Aunque hay mediciones que sugieren un costo incremental (más de 1 por ciento del PIB anual), es evidente que ésta ha ido mutando, y que lo que pudo haber sido válido en el pasado no necesariamente lo es ahora.
Lo que debería preocuparnos a todos no es el hecho mismo de que un funcionario se enriquezca en el poder (algo usual), sino el hecho de que la corrupción se ha ido generalizando, sumando a todos los partidos políticos y penetrando de manera incremental a toda la sociedad.
Si antes fue un factor que permitía atenuar conflictos o acelerar la implementación de proyectos, sobre todo la obra pública, fuente ancestral de corrupción, hoy se vive un fenómeno de metástasis que podría acabar paralizando no sólo al Gobierno sino al País en general.
Luis Carlos Ugalde (Nexos, febrero, 2015) describe la naturaleza y dimensiones del fenómeno, ilustrando la forma en que la corrupción piramidal de la era de presidencialismo autoritario se ha ido "democratizando" al incorporarse todos los niveles de gobierno, partidos y poderes públicos. Peor, su ubicuidad ha generado un amplio repudio en la sociedad, enojo que ha llegado a convertirse en odio.
La democratización de la corrupción ha generado un efecto ejemplo que, combinado con la impunidad, se ha propagado hacia otros ámbitos de la sociedad.
Mientras que la corrupción de antes era típica de la disponibilidad de información privilegiada dentro del Gobierno (por ejemplo para comprar terrenos a sabiendas de que ahí se construiría una carretera), del uso del gasto público para fines privados o de la interacción entre actores públicos y privados (como las compras gubernamentales), hoy la corrupción es frecuente en transacciones entre actores privados.
Más que un fenómeno exclusivamente monetario, la corrupción ha alterado el léxico, el discurso y el modus operandi: podría parecer que se trata de un mero cambio semántico, pero lo que en realidad implica es que deja de concebirse a la corrupción como un "mal necesario" para pasar a ser la única forma de conducir la vida pública.
Ese "pequeño" paso implica que deja de haber límites y que todo se vale: todo vestigio de comunidad, sociedad organizada o reino de la ley desaparece y se torna inasequible. La historia demuestra que ése es el mejor caldo de cultivo para liderazgos mesiánicos, populistas y autoritarios.
La mayor parte de las propuestas de solución no atacan más que los síntomas. La legislación en materia de transparencia se ha atorado en un conjunto de excepciones que diversas entidades del Gobierno han intentado interponer, algunas más lógicas que otras.
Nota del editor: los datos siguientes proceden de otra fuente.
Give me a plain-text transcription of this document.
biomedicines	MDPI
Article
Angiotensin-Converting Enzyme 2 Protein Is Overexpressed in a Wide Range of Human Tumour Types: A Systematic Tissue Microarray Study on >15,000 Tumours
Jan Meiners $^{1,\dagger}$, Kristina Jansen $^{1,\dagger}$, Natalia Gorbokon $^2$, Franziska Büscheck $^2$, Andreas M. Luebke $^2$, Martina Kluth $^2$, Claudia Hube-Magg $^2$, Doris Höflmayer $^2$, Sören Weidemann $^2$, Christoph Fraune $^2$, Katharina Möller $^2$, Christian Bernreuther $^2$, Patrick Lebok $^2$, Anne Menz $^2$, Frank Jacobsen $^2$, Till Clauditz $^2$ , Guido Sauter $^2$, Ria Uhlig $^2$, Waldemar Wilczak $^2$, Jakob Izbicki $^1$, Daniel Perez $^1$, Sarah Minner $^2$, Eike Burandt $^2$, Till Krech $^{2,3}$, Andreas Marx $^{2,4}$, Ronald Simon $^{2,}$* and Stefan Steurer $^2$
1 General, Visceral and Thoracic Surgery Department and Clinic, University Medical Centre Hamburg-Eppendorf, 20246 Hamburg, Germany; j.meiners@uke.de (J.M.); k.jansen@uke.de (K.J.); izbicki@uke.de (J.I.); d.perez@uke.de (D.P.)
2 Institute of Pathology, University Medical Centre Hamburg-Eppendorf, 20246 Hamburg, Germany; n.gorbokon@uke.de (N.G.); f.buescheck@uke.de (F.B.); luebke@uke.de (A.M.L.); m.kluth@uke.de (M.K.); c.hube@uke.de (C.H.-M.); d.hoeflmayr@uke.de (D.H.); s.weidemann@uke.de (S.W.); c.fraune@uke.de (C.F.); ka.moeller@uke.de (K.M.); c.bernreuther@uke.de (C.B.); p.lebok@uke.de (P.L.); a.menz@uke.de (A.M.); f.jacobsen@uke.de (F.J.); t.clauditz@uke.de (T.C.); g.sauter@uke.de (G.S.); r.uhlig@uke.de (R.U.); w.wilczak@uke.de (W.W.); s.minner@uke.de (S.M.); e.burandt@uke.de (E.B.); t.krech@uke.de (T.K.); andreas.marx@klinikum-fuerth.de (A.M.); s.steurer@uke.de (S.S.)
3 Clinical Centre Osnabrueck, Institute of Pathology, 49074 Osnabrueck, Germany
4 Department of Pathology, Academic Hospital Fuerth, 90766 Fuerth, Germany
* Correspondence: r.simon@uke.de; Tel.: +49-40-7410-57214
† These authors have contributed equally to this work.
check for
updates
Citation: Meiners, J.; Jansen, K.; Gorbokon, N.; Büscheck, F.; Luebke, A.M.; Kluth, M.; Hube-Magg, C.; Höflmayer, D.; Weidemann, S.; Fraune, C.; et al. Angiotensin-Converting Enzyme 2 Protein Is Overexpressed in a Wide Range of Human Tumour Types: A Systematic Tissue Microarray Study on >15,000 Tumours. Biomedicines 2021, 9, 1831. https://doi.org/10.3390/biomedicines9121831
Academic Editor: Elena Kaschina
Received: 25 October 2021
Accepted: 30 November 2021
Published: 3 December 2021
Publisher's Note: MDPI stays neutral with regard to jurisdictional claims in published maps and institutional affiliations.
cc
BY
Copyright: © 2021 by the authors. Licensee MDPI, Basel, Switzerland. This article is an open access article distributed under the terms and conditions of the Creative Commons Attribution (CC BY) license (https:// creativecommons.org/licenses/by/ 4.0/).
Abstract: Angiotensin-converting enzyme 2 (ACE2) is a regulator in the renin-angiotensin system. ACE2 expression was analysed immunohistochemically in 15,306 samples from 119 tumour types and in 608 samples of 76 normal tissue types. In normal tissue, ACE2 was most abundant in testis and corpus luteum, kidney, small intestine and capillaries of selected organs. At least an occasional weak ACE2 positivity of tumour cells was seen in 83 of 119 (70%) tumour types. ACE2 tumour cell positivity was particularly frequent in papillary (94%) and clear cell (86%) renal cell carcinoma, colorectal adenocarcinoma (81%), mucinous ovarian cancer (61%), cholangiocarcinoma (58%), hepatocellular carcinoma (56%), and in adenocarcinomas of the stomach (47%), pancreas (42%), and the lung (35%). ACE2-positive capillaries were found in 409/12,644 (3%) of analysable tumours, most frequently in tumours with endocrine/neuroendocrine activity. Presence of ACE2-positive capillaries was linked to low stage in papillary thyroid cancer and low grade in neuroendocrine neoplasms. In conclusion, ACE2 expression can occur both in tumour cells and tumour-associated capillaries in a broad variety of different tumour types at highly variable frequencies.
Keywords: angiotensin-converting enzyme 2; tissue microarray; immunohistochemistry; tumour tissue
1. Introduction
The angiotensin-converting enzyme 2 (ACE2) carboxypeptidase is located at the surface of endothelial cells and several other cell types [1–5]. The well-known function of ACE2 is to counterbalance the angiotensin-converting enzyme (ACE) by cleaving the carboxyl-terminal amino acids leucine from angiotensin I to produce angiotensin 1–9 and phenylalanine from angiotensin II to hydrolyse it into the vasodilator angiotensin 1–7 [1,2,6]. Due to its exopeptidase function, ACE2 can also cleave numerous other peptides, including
Pero la dinámica de esa discusión es reveladora en sí misma: todo el esfuerzo se concentra en transparentar y fiscalizar (importante), no en eliminar las causas del fenómeno. El título mismo del instrumento que se ha propuesto para combatirla es sugerente de sus limitaciones: Sistema Nacional Anticorrupción.
El problema de todas las recetas que se han presentado para combatir la corrupción es que no se atreven a reconocer el fondo, sobre todo la razón por la cual ésta se ha "democratizado". En una palabra, nuestro problema no es de corrupción, violencia, criminalidad o drogas. Nuestro problema es la ausencia de un sistema de Gobierno profesional.
Pasamos de un patrimonialismo autoritario de corrupción controlada a un desorden patrimonialista en que la corrupción hizo metástasis. Nada va a cambiar mientras no se construya un sistema moderno de Gobierno, con una burocracia profesional y apolítica, anclado en el reino de la legalidad.
En tanto eso no ocurra, la descomposición persistirá y la economía seguirá arrojando resultados mediocres. Las reformas son necesarias, pero sin Gobierno y sin ley nada cambiará.